Seeking some extra space where he could work and unwind after a long day, this company executive and his family had a lengthy list of desires for their unfinished cellar. The full arrangement for your space comprised a billiards area, a walk-up wet bar, a theater and family room, a wine cellar, a workplace, a guest room, an exercise room, a fireplace plus a homework space. To put it differently, your basic adolescent and adult dream space.

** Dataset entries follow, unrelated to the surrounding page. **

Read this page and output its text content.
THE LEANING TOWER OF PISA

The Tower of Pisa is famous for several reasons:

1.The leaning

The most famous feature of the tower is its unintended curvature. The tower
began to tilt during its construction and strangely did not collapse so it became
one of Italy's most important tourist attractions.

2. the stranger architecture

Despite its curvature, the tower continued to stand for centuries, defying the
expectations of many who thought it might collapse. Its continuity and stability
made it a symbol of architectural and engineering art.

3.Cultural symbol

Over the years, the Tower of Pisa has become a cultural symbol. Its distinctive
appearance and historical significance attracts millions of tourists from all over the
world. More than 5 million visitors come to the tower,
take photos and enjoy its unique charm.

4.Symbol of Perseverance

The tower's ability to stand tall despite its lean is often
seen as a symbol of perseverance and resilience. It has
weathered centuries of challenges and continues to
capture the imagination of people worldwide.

After several preliminary layouts, Jenny Jorgensen of Finished Basement Company produced a relaxing layout that incredibly incorporated everything on the wish list, done in a clean and comfortable transitional style.

Basement at a Glance
Who lives here:
A couple and their teenage children
Location: Lakeville, Minnesota
Size: Around 1,400 square feet, such as guest room

Finished Basement Company

Though they possess a traditional-style home, the homeowners lean toward modern. Thus Jorgensen added accents such as dark moldings to the coffered ceiling to accentuate its own ardently contemporary grid pattern.

Finished Basement Company

Clean lines continue throughout the slick wet bar, with darkish Shaker cabinetry plus a gridded backsplash tile pattern. Jorgensen smartly put the pub between the family room and game room for convenience.

Finished Basement Company

The living room does double duty as a movie-watching area, even though a bar offers extra seating and a fantastic place for the kids to do their homework.

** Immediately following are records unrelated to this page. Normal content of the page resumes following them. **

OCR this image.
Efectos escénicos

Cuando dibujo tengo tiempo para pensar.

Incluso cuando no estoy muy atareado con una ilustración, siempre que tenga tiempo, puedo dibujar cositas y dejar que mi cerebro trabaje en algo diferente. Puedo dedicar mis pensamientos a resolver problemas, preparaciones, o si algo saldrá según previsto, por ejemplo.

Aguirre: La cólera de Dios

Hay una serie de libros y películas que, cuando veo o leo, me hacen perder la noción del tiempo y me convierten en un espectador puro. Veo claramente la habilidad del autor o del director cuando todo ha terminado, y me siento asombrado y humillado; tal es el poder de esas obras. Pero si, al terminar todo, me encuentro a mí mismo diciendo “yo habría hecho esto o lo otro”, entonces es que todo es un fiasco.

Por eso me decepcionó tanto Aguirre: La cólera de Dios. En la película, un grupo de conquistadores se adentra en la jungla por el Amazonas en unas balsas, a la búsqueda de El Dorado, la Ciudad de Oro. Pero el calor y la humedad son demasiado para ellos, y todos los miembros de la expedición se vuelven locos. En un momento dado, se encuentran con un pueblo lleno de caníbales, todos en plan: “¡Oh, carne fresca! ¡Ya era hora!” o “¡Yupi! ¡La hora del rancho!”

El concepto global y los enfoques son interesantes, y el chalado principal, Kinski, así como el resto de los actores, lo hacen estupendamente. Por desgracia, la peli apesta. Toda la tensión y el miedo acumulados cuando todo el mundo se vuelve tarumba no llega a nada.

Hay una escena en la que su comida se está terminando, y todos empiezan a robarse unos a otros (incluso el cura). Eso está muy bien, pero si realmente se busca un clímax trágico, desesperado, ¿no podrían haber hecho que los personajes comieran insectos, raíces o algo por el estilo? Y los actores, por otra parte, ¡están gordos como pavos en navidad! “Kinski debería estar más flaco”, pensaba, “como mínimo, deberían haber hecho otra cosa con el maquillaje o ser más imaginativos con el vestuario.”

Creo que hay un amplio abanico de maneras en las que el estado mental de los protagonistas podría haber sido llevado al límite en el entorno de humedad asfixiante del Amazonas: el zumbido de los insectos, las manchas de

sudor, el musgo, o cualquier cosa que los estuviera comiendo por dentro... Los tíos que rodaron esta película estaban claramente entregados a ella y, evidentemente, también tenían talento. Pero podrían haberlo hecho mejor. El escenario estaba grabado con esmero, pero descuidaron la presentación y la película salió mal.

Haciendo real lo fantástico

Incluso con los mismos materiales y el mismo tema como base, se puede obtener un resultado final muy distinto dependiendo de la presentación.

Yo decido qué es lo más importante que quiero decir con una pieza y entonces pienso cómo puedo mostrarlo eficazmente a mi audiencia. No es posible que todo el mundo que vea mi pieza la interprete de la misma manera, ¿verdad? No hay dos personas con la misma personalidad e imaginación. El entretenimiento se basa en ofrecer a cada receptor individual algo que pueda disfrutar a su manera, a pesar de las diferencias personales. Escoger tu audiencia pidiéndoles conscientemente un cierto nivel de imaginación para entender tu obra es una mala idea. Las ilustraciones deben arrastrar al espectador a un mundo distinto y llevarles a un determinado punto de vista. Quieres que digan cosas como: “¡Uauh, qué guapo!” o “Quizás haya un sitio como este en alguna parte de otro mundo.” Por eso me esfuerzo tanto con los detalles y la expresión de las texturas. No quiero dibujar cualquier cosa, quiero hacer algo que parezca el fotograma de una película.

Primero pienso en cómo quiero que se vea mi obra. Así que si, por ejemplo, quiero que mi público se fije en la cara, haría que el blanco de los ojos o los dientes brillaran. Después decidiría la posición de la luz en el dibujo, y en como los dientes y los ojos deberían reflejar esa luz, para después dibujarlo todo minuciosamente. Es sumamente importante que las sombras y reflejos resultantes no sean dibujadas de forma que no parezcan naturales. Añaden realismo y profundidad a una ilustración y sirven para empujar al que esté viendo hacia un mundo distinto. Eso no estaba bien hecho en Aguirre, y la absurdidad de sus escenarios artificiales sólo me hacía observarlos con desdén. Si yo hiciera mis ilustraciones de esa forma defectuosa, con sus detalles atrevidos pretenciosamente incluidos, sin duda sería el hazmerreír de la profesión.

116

Jorgensen framed the TV to keep the display out of a floating black square on the white wall. The frame mirrors the moldings used in the ceiling coffers.

Finished Basement Company

The trimmed coffers also link the media space to the bigger billiards area.

Finished Basement Company

An elongated arch swoops on the entryway to the workplace and a trendy firebox, which is surrounded by an innovative concrete microtopping that adds texture and warm color.

Finished Basement Company

The curves continue in this hallway for a counterpoint to the added blank lines. Maple molding and trimwork also create connections between the spaces.

While engineered timber covers the majority of the cellar floor, carpet is utilized in the theater room and office, since the floors have a tendency to get chilly in the Minnesota climate.

Finished Basement Company

More subtle arches appear above the vanity and along the surface of the mirror in the full bathroom, creating a nice contrast to the straight lines of this countertop, cantilevered vanity and tiles.

Porcelain tile and Cambria counters include interesting patterns to the feel palette.

Finished Basement Company

A full bath with a steam shower solutions that the most important space in addition to the guest room.